Surest uses provider-specific copays but the company said it does not use tiers. Instead, copayments vary based on a “proprietary pricing model” that evaluates historical provider performance and lowers copays for providers evaluated as higher value. That reevaluation — and related changes in copays — is conducted annually.

Employers with 10% plan savings reduce member out-of-pocket costs by an average of 30%, Richards said in a Q&A sent by the company.

High-deductible health plans were intended to push enrollees to shop for services but complexity in determining costs for various services from different providers limited that ability, according to some research

However, 2020 research on copay plans with tiered networks concluded enrollees would use them to price shop for inpatient care because the “out-of-pocket prices for healthcare are clearly stated, predictable, and simple to understand.”

“Hospitals in high-copay tiers should expect reduced patient volumes,” Elena Prager, the author and now an assistant professor at the Simon Business School at the University of Rochester, wrote in an email. “The magnitude of the reduction can range from negligible to potentially double-digit percent volume losses, depending on a host of factors.”

Reference-based pricing

An increasing number of employers also appear to be offering reference-based pricing (RBP) plans. Mercer’s 2024 survey noted the 2025 expected use of RBP plans — along traditional HMOs and regional health plans — reached 20% of respondents. And another 15% were still considering them for 2025 and 2026.

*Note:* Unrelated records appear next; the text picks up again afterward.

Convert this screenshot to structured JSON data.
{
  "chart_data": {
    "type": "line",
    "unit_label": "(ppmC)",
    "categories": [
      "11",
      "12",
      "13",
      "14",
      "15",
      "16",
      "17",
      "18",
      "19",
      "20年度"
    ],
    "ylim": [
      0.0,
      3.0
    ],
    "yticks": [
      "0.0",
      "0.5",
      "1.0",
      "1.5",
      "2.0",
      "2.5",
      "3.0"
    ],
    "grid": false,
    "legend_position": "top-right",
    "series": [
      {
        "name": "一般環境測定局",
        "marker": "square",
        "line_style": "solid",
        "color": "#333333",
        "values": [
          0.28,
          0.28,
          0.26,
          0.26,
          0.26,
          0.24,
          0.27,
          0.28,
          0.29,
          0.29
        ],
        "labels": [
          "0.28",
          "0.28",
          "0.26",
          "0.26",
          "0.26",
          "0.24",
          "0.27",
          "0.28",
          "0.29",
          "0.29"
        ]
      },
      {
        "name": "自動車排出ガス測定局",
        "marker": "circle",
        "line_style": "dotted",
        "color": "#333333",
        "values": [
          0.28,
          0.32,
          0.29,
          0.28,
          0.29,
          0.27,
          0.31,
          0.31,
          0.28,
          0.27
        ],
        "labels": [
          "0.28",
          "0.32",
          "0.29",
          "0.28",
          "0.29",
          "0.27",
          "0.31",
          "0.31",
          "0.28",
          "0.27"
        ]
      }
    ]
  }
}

Savings for employers accelerate to 10% to 30% under RFP, where reimbursement is typically 120% to 170% of Medicare rates, noted McKinsey. McKinsey said that in cases where hospitals do not accept RBP, patients could be responsible for the difference between the provider’s charge and the plan’s allowed amount. In response, RBP payers are launching plans with warranties to cover the member’s cost share if facility negotiations fail.